People from Iron, Washington counties attend storm spotter training; STGnews Videocast

ST. GEORGE — The National Weather Service issues advisories, warnings and alerts when a winter storm, flash flooding, hail, or other weather hazards are expected to hit an area, and about 30 emergency responders and members of the public from Iron and Washington counties were trained to be storm spotters Wednesday at 6 p.m. in the basement of the Washington County Courthouse, 197 E. Tabernacle Street in St. George.

Kevin Barjenbruch, National Weather Service warning coordination meteorologist in Salt Lake City, taught interested residents how to spot storms, including tornadoes, hurricanes, hail, and flash floods.

Watch the videocast, click play arrow  play-arrow  in center of image top of this story

“The goal is, as events unfold, we will get reports via a number of different methods into our office,” Barjenbruch said. “So there is the option to submit reports online or to just give us a call with weather information …. if we’re looking for, in the case of a heavy rainfall event, how much rain occurred, if there was any flooding that’s occurring and any damage.”

As the season changes into summer months the National Weather Service looks for the possibility of tornadoes or large hail, he said.

Bajenbruch shared how storm spotters may identify certain weather occurrences to be reported to him and his associates at the National Weather Service office in Salt Lake City, including the following:

Flooding, flash flooding, heavy rainfall

  • Rapid rise of water along a stream, wash, or low lying area after a heavy rainfall
  • Water approaching bank, full or nearing roads and structures
  • Inch or more of rainfall observed in a “short duration” of time
  • Any observed flooding
  • Debris flows

Winter weather

  • Snowfall accumulations (how much in what time period)
  • Snow depth
  • Freezing rain accumulation
  • Precipitation type changes

Fire weather

  • New wildfire starts
  • Smoke reducing visibility to less than 2 miles
  • Weather pattern change that could give insight to NWS forecasters

Convective weather

In short, according to the NWS glossary, the term convection in meteorology is used specifically to describe vertical transport of heat and moisture in the atmosphere, especially by updrafts and downdrafts in an unstable atmosphere.

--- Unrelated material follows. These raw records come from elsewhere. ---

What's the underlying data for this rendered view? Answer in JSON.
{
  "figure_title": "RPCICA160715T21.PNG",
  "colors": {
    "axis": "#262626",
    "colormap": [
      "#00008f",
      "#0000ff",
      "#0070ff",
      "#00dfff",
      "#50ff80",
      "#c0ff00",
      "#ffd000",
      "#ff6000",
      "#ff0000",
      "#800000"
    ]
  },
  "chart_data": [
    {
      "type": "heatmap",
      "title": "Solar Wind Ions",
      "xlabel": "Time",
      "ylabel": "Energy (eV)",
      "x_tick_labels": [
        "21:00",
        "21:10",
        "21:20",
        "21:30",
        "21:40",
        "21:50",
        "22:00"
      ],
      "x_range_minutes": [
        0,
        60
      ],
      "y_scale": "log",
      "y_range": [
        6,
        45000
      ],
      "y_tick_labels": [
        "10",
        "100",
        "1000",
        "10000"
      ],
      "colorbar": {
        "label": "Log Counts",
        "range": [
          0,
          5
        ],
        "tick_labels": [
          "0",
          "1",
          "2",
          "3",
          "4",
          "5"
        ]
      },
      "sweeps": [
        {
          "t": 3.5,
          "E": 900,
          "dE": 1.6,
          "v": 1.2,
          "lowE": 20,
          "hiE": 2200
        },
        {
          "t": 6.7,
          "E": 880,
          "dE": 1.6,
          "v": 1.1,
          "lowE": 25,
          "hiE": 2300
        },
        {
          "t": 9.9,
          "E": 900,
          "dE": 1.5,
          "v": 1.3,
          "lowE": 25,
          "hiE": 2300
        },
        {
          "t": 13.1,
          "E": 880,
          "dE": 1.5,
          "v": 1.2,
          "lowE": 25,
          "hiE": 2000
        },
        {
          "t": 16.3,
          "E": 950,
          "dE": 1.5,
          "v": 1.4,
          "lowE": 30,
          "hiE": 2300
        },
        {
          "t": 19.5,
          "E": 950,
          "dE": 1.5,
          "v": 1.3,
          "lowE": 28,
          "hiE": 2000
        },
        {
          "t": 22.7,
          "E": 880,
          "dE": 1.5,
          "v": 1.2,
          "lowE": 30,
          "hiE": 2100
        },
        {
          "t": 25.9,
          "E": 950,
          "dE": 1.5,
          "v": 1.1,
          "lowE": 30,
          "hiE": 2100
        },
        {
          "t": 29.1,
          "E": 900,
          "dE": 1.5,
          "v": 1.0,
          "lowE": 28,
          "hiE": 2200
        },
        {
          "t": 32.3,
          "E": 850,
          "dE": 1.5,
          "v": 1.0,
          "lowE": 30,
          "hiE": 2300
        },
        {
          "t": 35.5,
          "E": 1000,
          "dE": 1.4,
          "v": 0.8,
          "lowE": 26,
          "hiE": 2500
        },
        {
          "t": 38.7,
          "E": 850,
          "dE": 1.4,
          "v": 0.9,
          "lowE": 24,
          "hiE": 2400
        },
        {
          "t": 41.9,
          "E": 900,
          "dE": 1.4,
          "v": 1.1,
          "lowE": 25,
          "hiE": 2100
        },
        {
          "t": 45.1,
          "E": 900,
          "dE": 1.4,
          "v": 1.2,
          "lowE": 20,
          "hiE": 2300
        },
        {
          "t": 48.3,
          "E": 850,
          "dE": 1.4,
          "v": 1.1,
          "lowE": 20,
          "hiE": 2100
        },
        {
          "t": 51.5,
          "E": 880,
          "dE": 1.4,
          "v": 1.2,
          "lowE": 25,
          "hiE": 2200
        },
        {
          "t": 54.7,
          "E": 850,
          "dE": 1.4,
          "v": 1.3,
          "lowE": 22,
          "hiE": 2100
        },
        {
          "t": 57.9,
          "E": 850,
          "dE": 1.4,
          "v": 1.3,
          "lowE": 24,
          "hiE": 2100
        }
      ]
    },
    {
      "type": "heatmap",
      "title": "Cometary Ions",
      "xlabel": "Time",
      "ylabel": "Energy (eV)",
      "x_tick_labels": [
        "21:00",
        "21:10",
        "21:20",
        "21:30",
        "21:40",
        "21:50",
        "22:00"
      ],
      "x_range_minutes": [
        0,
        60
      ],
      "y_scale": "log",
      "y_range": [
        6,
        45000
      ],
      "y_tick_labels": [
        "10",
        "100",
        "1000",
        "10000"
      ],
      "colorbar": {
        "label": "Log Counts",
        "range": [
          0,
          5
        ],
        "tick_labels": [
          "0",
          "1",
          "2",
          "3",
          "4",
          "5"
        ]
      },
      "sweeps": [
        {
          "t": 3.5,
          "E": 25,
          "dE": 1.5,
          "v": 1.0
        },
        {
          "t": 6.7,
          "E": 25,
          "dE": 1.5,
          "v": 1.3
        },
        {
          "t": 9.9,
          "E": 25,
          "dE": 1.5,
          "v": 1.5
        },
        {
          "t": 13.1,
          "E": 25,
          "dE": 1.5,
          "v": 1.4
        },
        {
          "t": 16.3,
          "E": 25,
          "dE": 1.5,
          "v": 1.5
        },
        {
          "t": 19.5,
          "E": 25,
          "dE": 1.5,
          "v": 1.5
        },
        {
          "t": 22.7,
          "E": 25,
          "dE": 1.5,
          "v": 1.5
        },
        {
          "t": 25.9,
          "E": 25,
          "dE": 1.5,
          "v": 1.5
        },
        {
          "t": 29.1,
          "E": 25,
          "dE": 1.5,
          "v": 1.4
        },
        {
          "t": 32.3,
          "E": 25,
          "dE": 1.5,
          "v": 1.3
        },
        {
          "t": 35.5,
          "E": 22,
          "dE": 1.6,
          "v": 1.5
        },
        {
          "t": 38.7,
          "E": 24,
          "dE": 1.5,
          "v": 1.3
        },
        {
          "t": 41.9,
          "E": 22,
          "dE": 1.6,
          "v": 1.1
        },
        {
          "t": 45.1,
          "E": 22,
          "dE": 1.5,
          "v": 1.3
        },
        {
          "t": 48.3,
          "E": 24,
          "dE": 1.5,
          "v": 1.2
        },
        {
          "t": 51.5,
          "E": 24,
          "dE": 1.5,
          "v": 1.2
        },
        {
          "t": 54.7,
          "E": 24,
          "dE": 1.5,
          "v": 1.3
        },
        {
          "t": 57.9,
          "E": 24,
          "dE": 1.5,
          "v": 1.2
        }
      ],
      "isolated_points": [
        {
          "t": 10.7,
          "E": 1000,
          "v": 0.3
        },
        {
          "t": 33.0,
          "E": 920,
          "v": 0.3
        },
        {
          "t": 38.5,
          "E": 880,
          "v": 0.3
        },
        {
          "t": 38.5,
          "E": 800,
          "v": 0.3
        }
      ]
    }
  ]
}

  • Tornado – violently rotating column of air that touches the ground
  • Funnel cloud – violently rotating column of air that does not reach the ground (watch for rotation)
  • Wall cloud – an isolated lowering form cumulonimbus cloud base that resembles a pedestal (watch for rotation and persistence)
  • Hail – any size
  • Wind
    • Damage – structure, trees uprooted, and/or large healthy limbs down
    • Speed – approximately 50 mph or stronger


  • Winds and waves impacting craft
  • Waterspouts
  • Dense fog

Submitting a weather report to the National Weather Service

Barjenbruch encouraged videoing the weather observed if it doesn’t put the storm spotter in danger. He was happy with the response at the training meeting, Barjenbruch said.

“We were impressed with the large crowd and the interactive nature of the audience,” he said. “There were lots of great questions so I think we are going to be getting some great reports as we go through the next year or two, hopefully.”

Choundry Ali with the American Red Cross said he came to learn more on how to help the community in Washington County. Ali said he enjoyed learning how to react to weather in the county and become a weather spotter to help the National Weather Service and how they operate.

“It was actually really good information just to know how this whole storm system works and what to look for,” he said.